Menjadikan Sampah Ladang Uang

Salam Perspektif Baru,

Pada edisi kali ini wawancara Perspektif Baru datang ke kota Garut untuk menemui narasumber kita yang aktif di pengelolaan sampah, yaitu Roni Faisal Adam yang menjabat sebagai Ketua Komite Peduli Lingkungan Hidup Indonesia. Dia dan lembaganya bergerak dalam pemberdayaan pengelolaan sampah di wilayah Kabupaten Garut, khususnya di wilayah Kecamatan Cibatu.

Menurut Roni Faisal Adam, sebetulnya sampah itu tidak akan bau bila kita mengelolanya dengan benar dan bahkan sampah itu adalah emas. Itu karena sampah adalah ladang uang, bisa menghasilkan uang bila dapat mengelola dan memanfaatkannya dengan benar. Namun, perspektif masyarakat di Indonesia itu seolah-olah tidak ingin menjadikan sampah itu uang. Seolah-olah sampah itu dibuang begitu saja. Padahal yang dibuang itu adalah uang.

Pengelolaan sampah melalui bank sampah memiliki banyak manfaat. Pertama secara ekonomis, yaitu benefit uang. Kedua, kawasan atau daerah tersebut menjadi bebas sampah, bersih, dan sehat. Ketiga, seolah-olah ada pembelajaran bahwa sisa sampah itu jangan sampai dibuang. Kembali lagi yang saya katakan tadi bahwa bisa jadi sampah itu adalah betul-betul emas.

Pertama, sampah yang layak kita jual, maka kita jual. Kalau yang tidak layak dijual, maka kita olah menjadi produk lain seperti kerajinan tangan. Kemudian sampah sayuran itu diolah menjadi kompos.

Berikut wawancara Perspektif Baru yang dilakukan Hayat Mansur sebagai pewawancara dengan narasumber Roni Faisal Adam.

Pengelolaan sampah ini merupakan persoalan di berbagai negara karena sifat sampah yang sulit terurai, terutama sampah plastik. Ditambah lagi setiap tahun jumlah volume sampah terus meningkat seiring dengan pertambahan penduduk. 

 

Saat kita berbicara mengenai sampah, yang terpikirkan oleh banyak orang adalah bahwa sampah itu sesuatu yang bau, kotor, dan jorok. Tetapi mengapa Anda malah berkecimpung di bidang sampah?

Jadi, ini adalah perspektif yang diakibatkan oleh kurangnya sosialisasi dari Pemerintah. Sebetulnya sampah itu tidak akan bau bila kita mengelolanya dengan benar dan bahkan sampah itu adalah emas.

 

Bagaimana bisa dikatakan bahwa sampah itu adalah emas?
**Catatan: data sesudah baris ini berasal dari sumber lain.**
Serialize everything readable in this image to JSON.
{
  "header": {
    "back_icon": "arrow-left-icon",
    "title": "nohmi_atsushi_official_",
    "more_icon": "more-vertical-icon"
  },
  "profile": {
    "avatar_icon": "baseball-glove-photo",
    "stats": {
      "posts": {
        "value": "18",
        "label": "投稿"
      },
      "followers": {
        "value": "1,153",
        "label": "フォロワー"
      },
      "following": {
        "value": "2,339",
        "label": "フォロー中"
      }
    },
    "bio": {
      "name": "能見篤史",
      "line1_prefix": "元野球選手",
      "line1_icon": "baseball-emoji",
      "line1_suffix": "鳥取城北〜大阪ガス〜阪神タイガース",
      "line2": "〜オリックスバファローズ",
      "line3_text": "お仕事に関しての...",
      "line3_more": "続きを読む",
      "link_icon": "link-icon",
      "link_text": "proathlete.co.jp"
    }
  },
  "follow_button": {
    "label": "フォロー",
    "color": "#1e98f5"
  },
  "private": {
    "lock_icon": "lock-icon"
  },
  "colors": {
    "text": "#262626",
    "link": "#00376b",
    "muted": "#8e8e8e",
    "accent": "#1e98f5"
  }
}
Itu karena sampah adalah ladang uang, bisa menghasilkan uang bila dapat mengelola dan memanfaatkannya dengan benar. Namun, perspektif masyarakat di Indonesia itu seolah-olah tidak ingin menjadikan sampah itu uang. Seolah-olah sampah itu dibuang begitu saja. Padahal yang dibuang itu adalah uang.
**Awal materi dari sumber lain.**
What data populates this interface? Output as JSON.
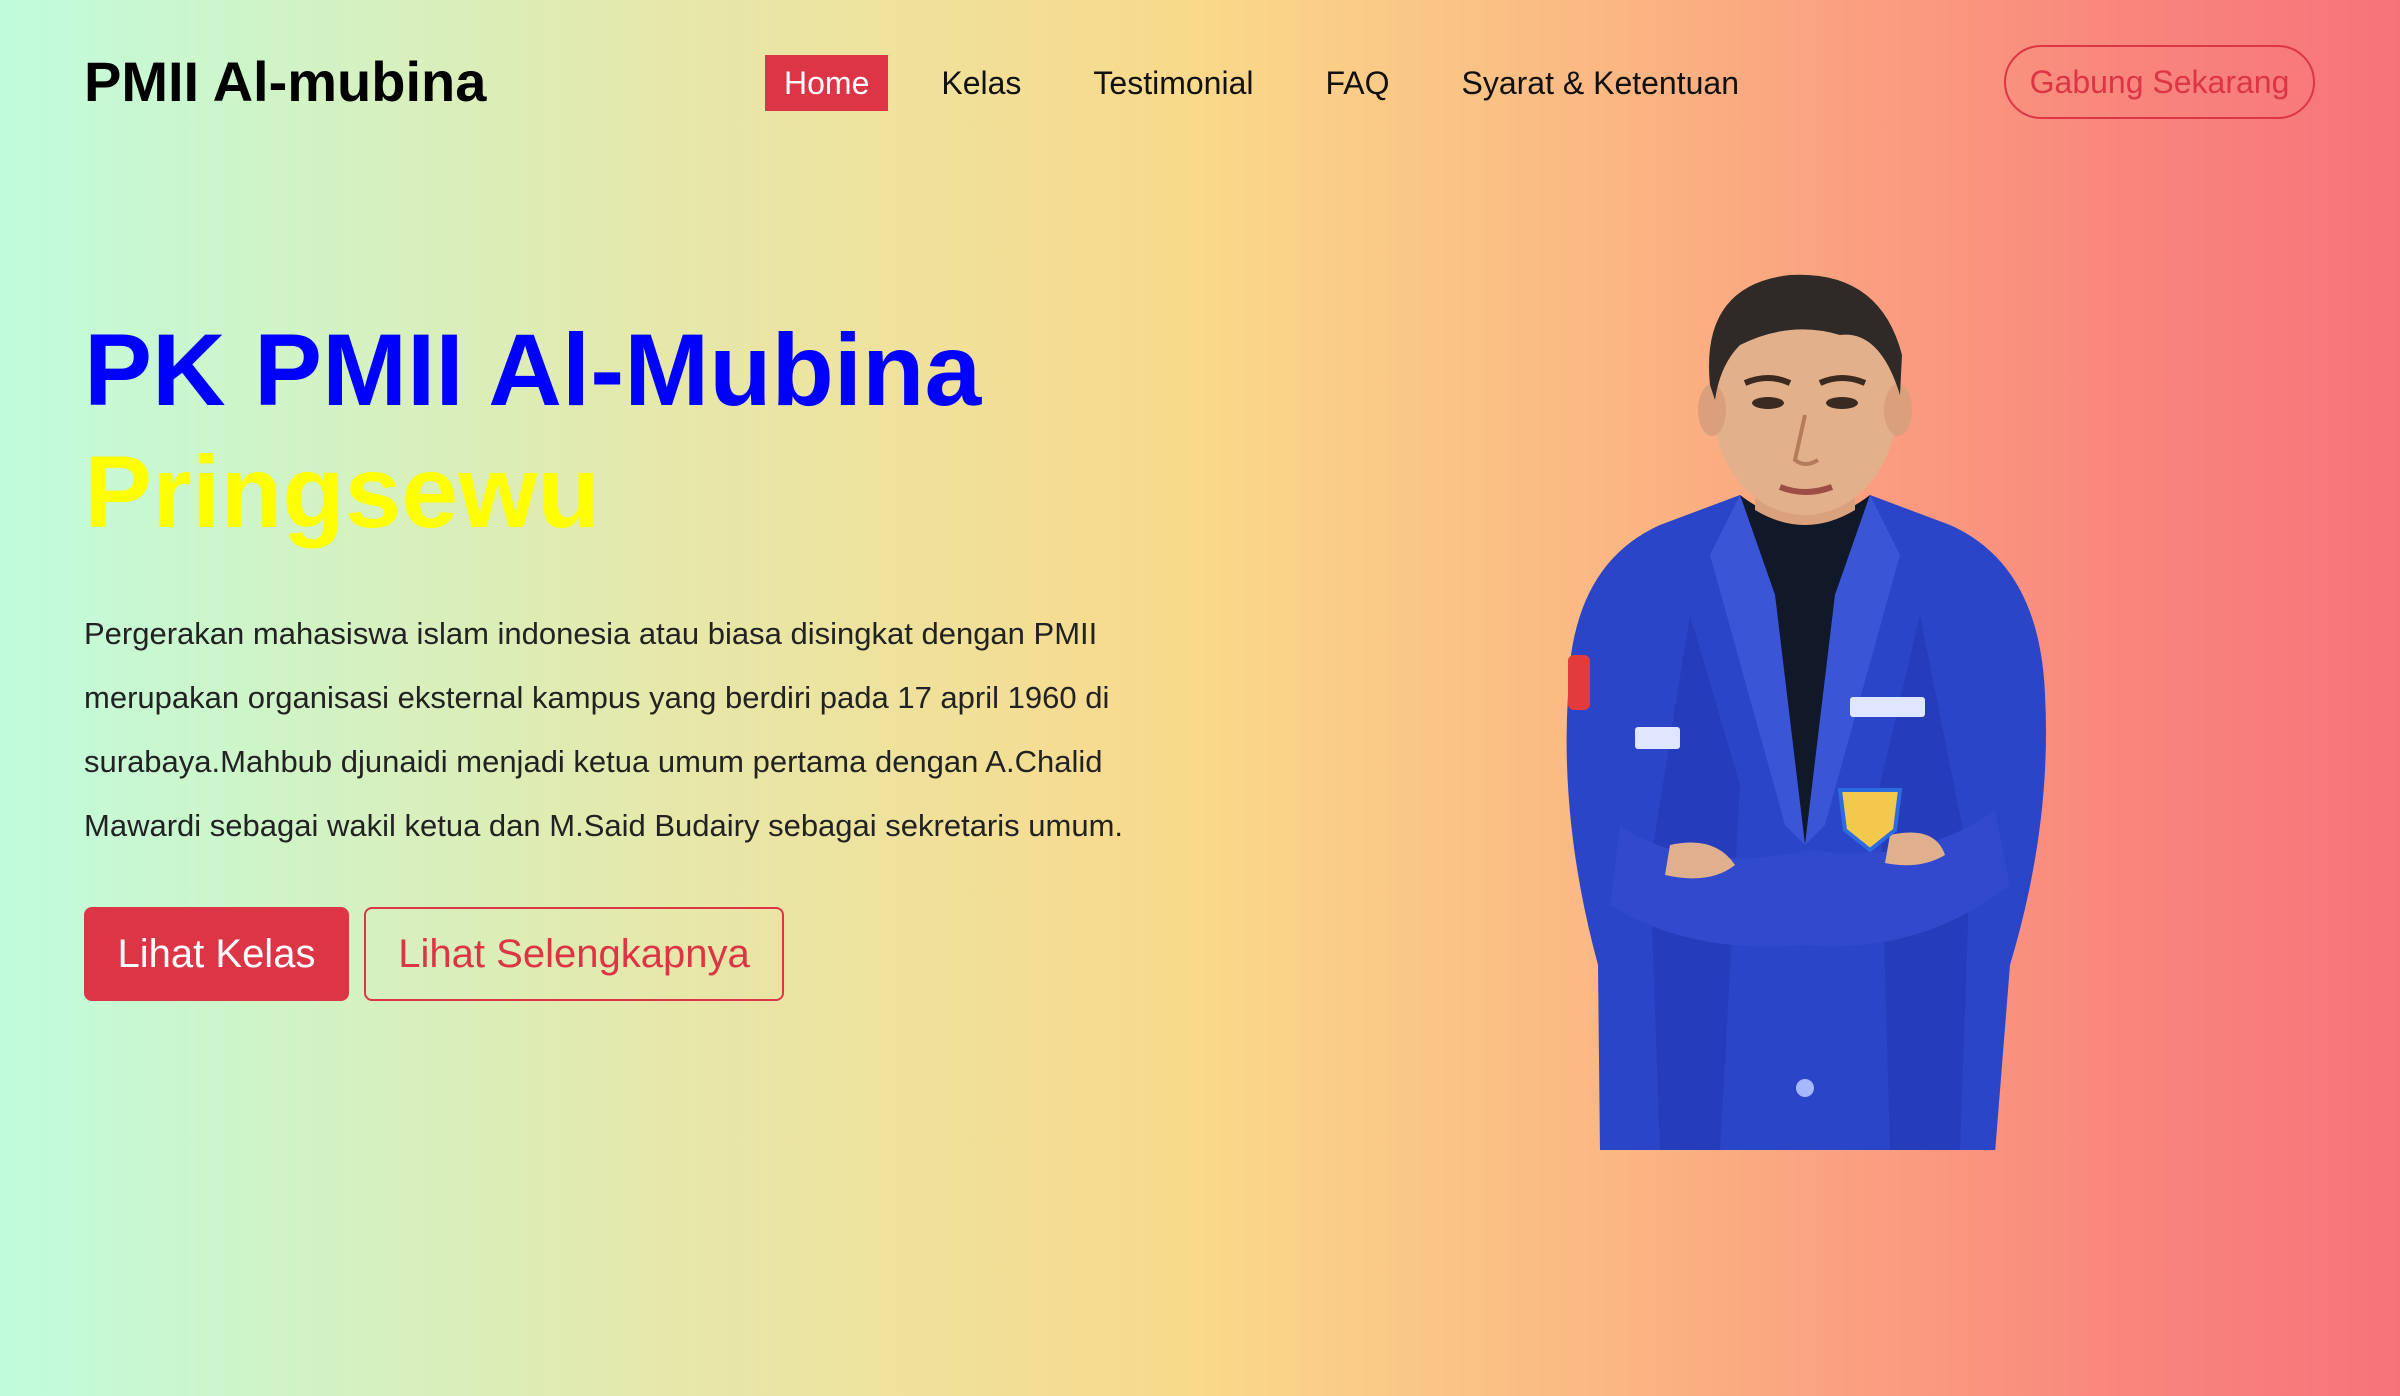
{
  "navbar": {
    "brand": "PMII Al-mubina",
    "links": [
      {
        "label": "Home",
        "active": true
      },
      {
        "label": "Kelas",
        "active": false
      },
      {
        "label": "Testimonial",
        "active": false
      },
      {
        "label": "FAQ",
        "active": false
      },
      {
        "label": "Syarat & Ketentuan",
        "active": false
      }
    ],
    "cta_label": "Gabung Sekarang"
  },
  "hero": {
    "title_line1": "PK PMII Al-Mubina",
    "title_line2": "Pringsewu",
    "description": "Pergerakan mahasiswa islam indonesia atau biasa disingkat dengan PMII merupakan organisasi eksternal kampus yang berdiri pada 17 april 1960 di surabaya.Mahbub djunaidi menjadi ketua umum pertama dengan A.Chalid Mawardi sebagai wakil ketua dan M.Said Budairy sebagai sekretaris umum.",
    "primary_button": "Lihat Kelas",
    "secondary_button": "Lihat Selengkapnya",
    "image": "portrait-photo"
  },
  "colors": {
    "accent": "#dc3545",
    "title_blue": "#0000ff",
    "title_yellow": "#ffff00",
    "gradient_start": "#c0fcdc",
    "gradient_end": "#f7737a"
  }
}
Saat ini pemerintah sudah ada beberapa program dalam pengelolaan sampah. Di sini kami bekerja sama dan berkolaborasi dengan Rumah Sampah Salarea, dibawah naungan Yayasan Salarea membuat bank sampah. Di sana semua warga memilah sampahnya. Sampah plastik, kertas disimpan, begitupun dengan sayuran juga disimpan.

 

Menarik, Anda bersama Yayasan Salarea membuat bank sampah untuk mengolah sampah itu menjadi emas atau akhirnya menjadi uang. Apakah di desa ini menghadapi persoalan dengan sampah?

Bukan hanya di desa ini saja, tapi ruang lingkupnya sudah Kabupaten. Di Garut sudah ada penetapan dari pemerintah kabupaten, yaitu Peraturan Daerah (Perda) Nomor 4 Tahun 2014 tentang Pengelolaan Sampah Rumah Tangga dan Sampah Sejenis Sampah Rumah Tangga. Namun sosialisasi Perdanya  kurang ke bawah, akhirnya kami di sini sejak beberapa tahun lalu bekerja sama dengan Rumah Sampah Salarea, dibawah naungan Yayasan Salarea, mendirikan bank sampah.

 

Dari man Anda mempunyai ide mendirikan Rumah Sampah Salarea dan bank sampah Salarea?

Ide pertama pada 2018 saat saya berbicara dengan Bupati mengenai pengelolaan sampah. Pada 2017 dan 2018 Kabupaten Garut mempunyai tempat pembuangan sampah yang areanya besar, ada beberapa hektar yaitu di Pasir Bajing, Kecamatan Leles. Tapi di sana itu sampahnya sudah tidak tertampung. 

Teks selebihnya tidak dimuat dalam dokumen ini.